Now when Niezteche’s Zarathustra got wind of this, he sent another messenger to chastise the first (the word “messenger” simply means “angel” in pre-American English): and this second messenger caught up with Nebuchadrezzar and said:

“I have a message for you, from your employer Zarathustra. Thus saith Zarathustra: ‘What have you done? What is this thing that I hear, that you have slain or enslaved upwards of 83 percent of the tribes that I was trying to befriend — have you lost your mind!?’”

And Nebuchadrezzar answered and said, “Say unto Zarathustra: Your servant is sorry; he was only trying to exit the ramp of the airplane, and there were too many people blocking the passageway. But I have preserved one scientist from each of the groups that I nearly annihilated: I placed them under hypnosis, and hybernated them inside of a sarcophagus, which (do not worry) is being monitored and controlled with great care by a super-computer that I recently makeshifted, named HAL-33. What I’m trying to say is that each of the scientists that I saved as a remnant during my mistaken rampage is currently alive & well — they’re not dead; they’re only sleeping: each one inside of her own electronically-controlled coffin, which is decorated elaborately, inside & out. Moreover I buried them in Antarctica. So on the day when Antarctica melts (for it’s mostly made of snow), these scientists will awaken and HAL-33 will ‘unsuspend’ them — that is to say: he’ll reanimate them (he has no permission to do otherwise) — thus he’ll grant them salvation, even if it means sacrificing everything he was programmed to believe in. And that day will come like a thief in the night. It’ll be like releasing ten caged birds back into the marketplace.”

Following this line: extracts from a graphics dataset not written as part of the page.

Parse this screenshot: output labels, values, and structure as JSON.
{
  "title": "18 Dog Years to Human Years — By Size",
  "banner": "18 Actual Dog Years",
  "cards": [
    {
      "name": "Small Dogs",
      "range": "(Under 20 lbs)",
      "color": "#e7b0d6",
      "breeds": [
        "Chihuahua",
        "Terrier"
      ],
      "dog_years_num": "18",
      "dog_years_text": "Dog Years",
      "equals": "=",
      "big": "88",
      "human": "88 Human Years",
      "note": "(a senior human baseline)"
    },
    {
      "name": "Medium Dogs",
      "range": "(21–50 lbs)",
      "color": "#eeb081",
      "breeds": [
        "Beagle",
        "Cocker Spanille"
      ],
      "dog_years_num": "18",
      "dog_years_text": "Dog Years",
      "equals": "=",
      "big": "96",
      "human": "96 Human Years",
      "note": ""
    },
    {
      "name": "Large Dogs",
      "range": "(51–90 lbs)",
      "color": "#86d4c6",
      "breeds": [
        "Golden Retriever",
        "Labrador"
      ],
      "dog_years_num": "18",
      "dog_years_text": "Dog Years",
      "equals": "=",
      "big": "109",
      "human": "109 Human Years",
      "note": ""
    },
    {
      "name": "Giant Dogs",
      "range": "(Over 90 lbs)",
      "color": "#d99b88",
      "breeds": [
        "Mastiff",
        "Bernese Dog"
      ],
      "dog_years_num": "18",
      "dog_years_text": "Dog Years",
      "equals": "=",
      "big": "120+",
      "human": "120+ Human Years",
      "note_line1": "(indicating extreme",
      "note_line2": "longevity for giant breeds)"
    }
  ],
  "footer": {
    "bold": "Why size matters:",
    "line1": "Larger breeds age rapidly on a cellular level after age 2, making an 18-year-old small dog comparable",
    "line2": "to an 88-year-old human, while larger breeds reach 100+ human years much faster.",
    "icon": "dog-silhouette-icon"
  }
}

But here’s the rub: In the meantime a savior was born from the two remaining nations that had not been made into scientists. And they called his name Jesus. And, by that time, Nebuchadrezzar had transmogrified into Herod, the “lesser evil” that ancient Rome had lobbied to rule over the People of the Future — he was unelected: the Roman spy agency simply tried to install him as a dictator by exploiting a technicality in Futurity’s Constitution — and this Herod had ordered a hit on Jesus; which means that he sent a prayer to a gang of thugs, asking them to kill this savior. But Jesus of Nazareth was a hero, so nothing bad could happen to him: not even death could touch him; he’d simply crawl out thru Death and Hell after discovering some loophole in the legal code of Tartarus, and then teleport back into Heaven.

So Jesus secretly met up with Buddha and said, “Greetings, Rabbi.” And Buddha answered and said, “Why do you call me Master — only one is Master, and that is God, Elohim.” And Jesus said, “Yea, but we are all—” But before Jesus could finish his sentence, Rabbi Buddha interrupted him and said:

“No, I know what you’re going to say, before you have spoken it. We’ve been thru this countless times in the past already. I was just testing you. Now here’s my suggestion: You should perform a Second Coming and bless one half of New America; meanwhile, I’ll perform my own Second Coming and bless the other half of New America. That way Rome won’t have a stranglehold on us anymore, with its insufferable oligarchy. For it would be better to have either one of the two following options: a direct democracy, where all of us make the decisions about how we are governed; OR an old kingship, even a dreadful tyrant, so long as this single ruler is neither dreadful nor tyrannical but compassionate and good; for the single advantage that monarchs enjoy over oligarchs is the ability, nay, the incentive to call for debt amnesty. What do you think?”

So that’s why Jesus and Buddha made all things different. They supplemented the New Testament with their Original Testament, and they even backed Past America out of the parking lot. Now, you might argue that New America was already bypassing at the time that Jesus and Rabbi Buddha accomplished this, thus, if they had simply looked where they were going, they could have avoided being shunted by their own Holy Ghost, which they’d both elected to give up eons ago — & I say: You’re correct. You’re a really good listener. Congratulations, you made it to the end of this March 9 entry.